Günün birinde, yaşadığım bu sıradan hayattan sıyrılıp güzel bir hayat yaşayacağımı umut ederek geçirdim 25 yılımı. Bir dönüm noktası var, evet. Bir şey olacak ve ben şuan olduğum benden çok başka bir ben olacağım. Çünkü her sabah uyandığımda işe gitmek için temiz yatağımdan kalkıp kir pas içinde geçirdiğim 8 saatlik mesai sonrasında, adeta bir ruh gibi eve dönmekten bıktım. Yaşadığım bu hayat bedenime hapsettiğim ruhuma hiç uygun değil. Öyle bir tezatlık içinde yaşıyorum ki çevremdeki insanlar yazdığım yazılara hiç şaşırmıyor bile. Sanayide kir pas içinde çalışan bir insanın bu kadar çok okuyup yazması kimseye tuhaf gelmiyor. Aslında kimseyi ilgilendirmiyor. Peki, benim burada ne işim var? Yaşadığım bu hayat sanki abisinin paltosunu giymiş çocuk gibi üstümde emanet duruyor. Duygularım, düşüncelerim, hislerim, yeteneklerim, isteklerim ve zevklerim hayatımla hiç uyuşmuyor. Acaba, diyorum bazen; başka bir şehirde doğsam yine böyle mi olurdu. Aslında deniz yok burada, belki ondandır. Ya İstanbul? Deniz olan yerde sanat olur bir kere... Sanat olan yerde kültür vardır. Kültürün de olduğu yerde insanların dertleri, sohbetleri de bir başka olur. Peki ben neredeyim? Biliyorsunuz işte, sanayi...

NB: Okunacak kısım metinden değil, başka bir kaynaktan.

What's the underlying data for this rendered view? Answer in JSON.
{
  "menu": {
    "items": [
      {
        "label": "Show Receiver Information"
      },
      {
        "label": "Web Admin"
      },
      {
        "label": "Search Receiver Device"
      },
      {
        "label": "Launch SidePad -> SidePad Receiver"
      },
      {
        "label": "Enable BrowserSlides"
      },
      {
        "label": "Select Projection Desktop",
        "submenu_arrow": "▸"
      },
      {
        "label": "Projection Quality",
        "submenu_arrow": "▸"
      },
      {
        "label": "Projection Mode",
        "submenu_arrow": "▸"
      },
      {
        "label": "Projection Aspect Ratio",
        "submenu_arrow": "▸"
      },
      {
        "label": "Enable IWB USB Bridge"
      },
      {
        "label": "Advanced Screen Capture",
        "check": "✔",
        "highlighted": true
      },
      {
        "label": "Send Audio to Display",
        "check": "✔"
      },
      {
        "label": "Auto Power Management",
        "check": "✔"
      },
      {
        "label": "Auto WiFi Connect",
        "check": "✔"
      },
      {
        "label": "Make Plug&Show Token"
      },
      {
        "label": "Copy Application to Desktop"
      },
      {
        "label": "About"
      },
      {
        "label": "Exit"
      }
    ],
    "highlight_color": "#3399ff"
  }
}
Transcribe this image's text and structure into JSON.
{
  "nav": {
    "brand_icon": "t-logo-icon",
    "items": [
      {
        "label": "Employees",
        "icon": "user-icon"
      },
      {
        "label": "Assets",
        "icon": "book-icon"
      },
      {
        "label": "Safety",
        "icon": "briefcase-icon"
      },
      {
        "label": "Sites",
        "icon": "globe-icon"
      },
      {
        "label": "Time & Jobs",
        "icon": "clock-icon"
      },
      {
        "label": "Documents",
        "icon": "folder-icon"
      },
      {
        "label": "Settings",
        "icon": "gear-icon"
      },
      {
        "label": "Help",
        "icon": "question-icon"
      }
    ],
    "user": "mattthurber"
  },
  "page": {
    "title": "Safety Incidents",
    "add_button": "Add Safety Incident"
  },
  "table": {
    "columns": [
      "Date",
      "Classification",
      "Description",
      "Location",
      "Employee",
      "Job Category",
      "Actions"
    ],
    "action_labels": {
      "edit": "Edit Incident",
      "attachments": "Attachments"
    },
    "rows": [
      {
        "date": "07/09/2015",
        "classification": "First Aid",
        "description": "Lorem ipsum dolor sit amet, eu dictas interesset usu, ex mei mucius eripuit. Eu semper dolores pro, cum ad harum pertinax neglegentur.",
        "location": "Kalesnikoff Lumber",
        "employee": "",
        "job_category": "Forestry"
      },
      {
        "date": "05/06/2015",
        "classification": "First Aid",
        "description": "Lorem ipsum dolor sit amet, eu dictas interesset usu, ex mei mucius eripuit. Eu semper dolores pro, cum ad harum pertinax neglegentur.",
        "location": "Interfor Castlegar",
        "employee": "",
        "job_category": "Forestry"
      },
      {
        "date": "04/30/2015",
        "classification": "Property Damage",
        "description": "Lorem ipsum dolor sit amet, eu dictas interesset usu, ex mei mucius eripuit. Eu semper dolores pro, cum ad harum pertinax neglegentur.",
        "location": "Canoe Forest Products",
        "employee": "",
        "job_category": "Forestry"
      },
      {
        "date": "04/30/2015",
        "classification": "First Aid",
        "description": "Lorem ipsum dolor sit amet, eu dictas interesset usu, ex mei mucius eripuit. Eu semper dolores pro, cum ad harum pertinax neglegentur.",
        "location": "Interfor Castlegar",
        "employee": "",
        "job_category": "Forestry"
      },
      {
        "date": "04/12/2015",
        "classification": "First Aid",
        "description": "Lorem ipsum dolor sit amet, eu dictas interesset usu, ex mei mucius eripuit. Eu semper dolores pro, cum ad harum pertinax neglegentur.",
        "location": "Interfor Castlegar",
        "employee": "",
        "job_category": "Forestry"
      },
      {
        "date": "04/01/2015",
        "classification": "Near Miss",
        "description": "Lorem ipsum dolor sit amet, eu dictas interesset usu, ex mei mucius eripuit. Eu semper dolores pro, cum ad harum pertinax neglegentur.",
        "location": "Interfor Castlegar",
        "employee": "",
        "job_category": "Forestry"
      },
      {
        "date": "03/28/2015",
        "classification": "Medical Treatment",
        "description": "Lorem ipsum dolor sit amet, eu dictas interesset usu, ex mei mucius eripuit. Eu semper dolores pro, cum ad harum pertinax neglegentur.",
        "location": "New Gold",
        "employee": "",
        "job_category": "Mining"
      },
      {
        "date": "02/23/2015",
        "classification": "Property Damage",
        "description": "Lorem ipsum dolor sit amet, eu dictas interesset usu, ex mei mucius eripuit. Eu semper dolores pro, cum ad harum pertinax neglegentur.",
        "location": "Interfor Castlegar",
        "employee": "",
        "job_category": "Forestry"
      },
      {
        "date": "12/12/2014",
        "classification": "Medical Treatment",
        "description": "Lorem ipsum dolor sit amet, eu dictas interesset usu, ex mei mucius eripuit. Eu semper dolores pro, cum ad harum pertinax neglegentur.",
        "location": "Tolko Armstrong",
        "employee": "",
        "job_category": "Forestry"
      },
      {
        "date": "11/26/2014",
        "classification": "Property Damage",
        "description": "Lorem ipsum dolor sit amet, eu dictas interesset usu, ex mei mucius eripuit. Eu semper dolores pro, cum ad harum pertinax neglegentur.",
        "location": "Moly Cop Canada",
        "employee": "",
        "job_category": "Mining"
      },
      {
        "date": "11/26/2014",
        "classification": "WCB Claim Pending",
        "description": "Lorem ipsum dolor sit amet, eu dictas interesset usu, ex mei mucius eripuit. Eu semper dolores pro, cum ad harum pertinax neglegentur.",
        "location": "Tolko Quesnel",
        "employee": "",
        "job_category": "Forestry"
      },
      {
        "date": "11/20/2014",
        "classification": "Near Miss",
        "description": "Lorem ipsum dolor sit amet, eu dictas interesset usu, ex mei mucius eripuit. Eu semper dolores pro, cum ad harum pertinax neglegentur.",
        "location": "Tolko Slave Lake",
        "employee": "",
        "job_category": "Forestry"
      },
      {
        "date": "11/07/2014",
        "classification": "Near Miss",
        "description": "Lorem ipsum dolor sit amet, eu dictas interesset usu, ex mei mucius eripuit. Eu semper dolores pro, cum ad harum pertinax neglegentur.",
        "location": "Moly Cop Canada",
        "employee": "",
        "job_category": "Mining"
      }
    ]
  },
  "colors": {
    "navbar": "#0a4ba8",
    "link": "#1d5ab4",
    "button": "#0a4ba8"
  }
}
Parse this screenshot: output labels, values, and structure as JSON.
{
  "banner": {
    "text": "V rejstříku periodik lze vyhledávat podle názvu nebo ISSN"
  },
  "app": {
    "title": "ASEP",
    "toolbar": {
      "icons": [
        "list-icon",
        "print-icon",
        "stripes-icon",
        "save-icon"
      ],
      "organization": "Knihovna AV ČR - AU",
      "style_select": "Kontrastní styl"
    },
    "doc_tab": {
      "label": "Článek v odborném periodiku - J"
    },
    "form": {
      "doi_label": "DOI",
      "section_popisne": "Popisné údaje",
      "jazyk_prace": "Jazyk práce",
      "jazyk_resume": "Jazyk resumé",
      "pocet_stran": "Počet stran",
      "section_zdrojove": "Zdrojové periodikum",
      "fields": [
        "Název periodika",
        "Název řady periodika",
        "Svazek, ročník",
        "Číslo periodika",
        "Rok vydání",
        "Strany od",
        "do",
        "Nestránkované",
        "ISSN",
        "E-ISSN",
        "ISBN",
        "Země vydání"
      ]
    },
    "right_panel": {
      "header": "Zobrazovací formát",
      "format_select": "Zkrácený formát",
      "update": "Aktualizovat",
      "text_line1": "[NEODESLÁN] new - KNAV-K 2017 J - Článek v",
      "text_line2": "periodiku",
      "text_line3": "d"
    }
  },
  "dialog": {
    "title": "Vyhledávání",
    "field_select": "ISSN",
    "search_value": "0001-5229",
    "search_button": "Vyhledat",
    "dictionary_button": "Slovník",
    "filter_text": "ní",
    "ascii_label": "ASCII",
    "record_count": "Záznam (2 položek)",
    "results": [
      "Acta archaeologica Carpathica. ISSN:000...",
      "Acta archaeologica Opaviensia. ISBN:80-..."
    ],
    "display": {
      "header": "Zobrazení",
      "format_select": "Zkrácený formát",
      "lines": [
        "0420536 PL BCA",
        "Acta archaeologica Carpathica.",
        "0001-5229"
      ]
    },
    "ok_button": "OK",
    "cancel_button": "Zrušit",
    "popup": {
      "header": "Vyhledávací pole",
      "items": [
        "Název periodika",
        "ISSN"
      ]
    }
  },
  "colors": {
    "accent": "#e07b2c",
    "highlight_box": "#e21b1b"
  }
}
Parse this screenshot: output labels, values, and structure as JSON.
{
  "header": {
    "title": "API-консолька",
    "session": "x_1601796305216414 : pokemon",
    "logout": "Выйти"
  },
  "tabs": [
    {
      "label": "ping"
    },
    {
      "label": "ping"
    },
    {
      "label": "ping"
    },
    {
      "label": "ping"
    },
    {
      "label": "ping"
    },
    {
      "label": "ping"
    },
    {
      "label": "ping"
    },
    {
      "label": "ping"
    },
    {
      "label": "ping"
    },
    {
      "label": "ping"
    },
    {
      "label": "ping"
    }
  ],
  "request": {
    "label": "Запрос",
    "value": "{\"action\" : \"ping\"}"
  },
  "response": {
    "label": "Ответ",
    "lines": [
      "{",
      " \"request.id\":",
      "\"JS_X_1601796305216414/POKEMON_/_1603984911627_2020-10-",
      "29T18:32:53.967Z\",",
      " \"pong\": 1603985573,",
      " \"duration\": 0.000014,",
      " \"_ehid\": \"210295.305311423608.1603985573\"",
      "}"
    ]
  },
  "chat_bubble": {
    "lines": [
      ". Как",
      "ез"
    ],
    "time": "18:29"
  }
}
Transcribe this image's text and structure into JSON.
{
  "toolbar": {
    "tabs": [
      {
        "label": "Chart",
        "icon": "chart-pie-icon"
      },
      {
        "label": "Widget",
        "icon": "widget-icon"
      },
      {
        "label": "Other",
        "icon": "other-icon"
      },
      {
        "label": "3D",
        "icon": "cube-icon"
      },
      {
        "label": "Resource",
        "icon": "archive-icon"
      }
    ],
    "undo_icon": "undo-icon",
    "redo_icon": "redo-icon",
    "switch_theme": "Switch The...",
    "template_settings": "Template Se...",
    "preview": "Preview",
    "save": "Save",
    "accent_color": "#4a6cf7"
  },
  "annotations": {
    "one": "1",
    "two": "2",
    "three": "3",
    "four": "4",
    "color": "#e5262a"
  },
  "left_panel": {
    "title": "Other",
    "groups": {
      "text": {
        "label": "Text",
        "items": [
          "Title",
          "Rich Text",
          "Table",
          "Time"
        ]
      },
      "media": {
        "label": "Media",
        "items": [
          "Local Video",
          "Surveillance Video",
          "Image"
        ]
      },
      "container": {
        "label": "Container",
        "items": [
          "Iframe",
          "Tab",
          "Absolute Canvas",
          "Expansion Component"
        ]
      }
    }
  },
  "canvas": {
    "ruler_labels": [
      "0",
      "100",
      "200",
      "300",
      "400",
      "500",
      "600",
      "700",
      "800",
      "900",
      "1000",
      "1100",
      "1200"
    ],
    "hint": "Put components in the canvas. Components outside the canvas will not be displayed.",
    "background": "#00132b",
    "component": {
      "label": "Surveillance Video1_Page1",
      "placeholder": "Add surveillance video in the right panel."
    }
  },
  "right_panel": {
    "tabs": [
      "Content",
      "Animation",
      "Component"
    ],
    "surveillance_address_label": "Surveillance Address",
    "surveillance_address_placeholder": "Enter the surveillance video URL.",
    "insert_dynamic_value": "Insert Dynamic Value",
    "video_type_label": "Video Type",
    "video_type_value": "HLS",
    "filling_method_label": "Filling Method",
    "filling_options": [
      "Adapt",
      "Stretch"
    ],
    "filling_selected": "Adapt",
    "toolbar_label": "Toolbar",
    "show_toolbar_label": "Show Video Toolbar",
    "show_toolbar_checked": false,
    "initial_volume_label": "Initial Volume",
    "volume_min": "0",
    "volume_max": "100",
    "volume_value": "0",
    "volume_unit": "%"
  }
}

Beni ayakta tutan tek şeyin kendimi avutmak olduğu gerçeğini kendime söylemeye utanıyorum: Hayallerim var benim diyorum kendime. Beni bu hayattan çekip kurtaracak 25 yılımı emanet ettiğim hayallerim. Öyle büyük hayallerde değil hani. Olsun, küçük olsun. O zaman gerçekleşme ihtimali daha büyük olur bence.
İsyan değil benimkisi. Çok şükür halimize. Ama birileri bir yerlerde bizim hayalimizi yaşıyor.